Cet impôt admet également que notre système économique enrichit considérablement quelques personnes pendant qu’elle en laisse des millions d’autres dans l’extrême pauvreté. Cette taxe avait donc été arrachée par la société civile pour financer également la solidarité internationale. Aujourd’hui, près de 30% des recettes de la TTF sont directement affectées à notre Aide Publique au Développement.

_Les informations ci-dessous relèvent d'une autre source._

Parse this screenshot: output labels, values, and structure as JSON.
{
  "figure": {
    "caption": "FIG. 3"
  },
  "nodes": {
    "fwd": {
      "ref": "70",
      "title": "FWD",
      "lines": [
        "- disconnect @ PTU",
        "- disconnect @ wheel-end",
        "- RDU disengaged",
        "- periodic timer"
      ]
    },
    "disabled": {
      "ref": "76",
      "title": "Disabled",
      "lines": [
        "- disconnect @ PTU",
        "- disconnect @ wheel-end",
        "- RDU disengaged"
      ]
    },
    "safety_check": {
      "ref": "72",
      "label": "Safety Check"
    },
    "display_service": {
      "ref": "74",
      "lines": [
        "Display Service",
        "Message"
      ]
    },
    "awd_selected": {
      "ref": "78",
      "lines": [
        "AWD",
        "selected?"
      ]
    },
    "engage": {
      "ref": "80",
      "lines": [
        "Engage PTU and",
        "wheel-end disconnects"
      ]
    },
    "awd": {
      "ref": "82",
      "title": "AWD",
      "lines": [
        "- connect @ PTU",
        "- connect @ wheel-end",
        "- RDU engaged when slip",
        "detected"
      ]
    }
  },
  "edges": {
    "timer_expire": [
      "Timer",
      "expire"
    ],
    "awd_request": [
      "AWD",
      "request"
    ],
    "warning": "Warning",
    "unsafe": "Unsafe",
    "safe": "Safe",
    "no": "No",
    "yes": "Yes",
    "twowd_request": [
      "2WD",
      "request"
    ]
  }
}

Euroclear : un aller sans retour en opacité

La Taxe sur les transactions financières est l’un des seuls impôts qui n’est pas collecté par l’administration fiscale. C’est l’acteur privé Euroclear qui est chargé par l’Etat du recouvrement de cet impôt. Euroclear est un des deux dépositaires centraux de titres boursiers, l’autre étant ClearStream. L’entreprise détient les titres financiers tels que les actions, les obligations ou les créances pour le compte de ses clients. Pour faire simple, Euroclear est un peu le comptable de la bourse.

Le monde de la finance se taxe lui-même

Nous assistons donc à une situation flagrante de conflit d’intérêt dans laquelle Euroclear prélève une taxe pour le compte de ses propres clients. Euroclear se base sur les simples déclarations des acteurs financiers en leur demandant, à chaque fin de mois, de remplir un tableau avec l’ensemble des transactions et le montant de la taxe due. C’est comme si, à la caisse du supermarché, on vous laissait calculer vous-même la TVA que vous devez payer et que personne ne vérifiait la justesse de votre calcul. Reconnaissons-le, dans une telle situation, on peut imaginer que certain.e.s seraient tenté.e.s de minimiser la somme due. La même question se pose naturellement pour le monde de la finance.

Euroclear refuse de communiquer ses données

En plus de cette situation de conflit d’intérêt, Euroclear a jeté un immense voile autour du recouvrement de cette taxe. Personne ne sait, ni les citoyen.ne.s, ni l’Etat, ce qui est réellement taxé par la TTF. L’entreprise refuse de fournir des données anonymisées des transactions qu’elle taxe. Nous devons exiger la transparence démocratique. Le voile doit être levé par Euroclear pour que nous sachions concrètement ce qui est taxé avec cette TTF et améliorer sa collecte.

Les activités les plus spéculatives de la finance échappent toujours à la TTF

Lors de l’instauration de la TTF, l’absence de solutions techniques empêchait un recouvrement efficace des transactions intra-journalières qui se retrouvaient exclues sans raison de l’assiette de cet impôt. Ces transactions sont parmi les plus spéculatives des marchés financiers au point que bon nombre d’économistes ont plusieurs fois remis en doute leur utilité sociale.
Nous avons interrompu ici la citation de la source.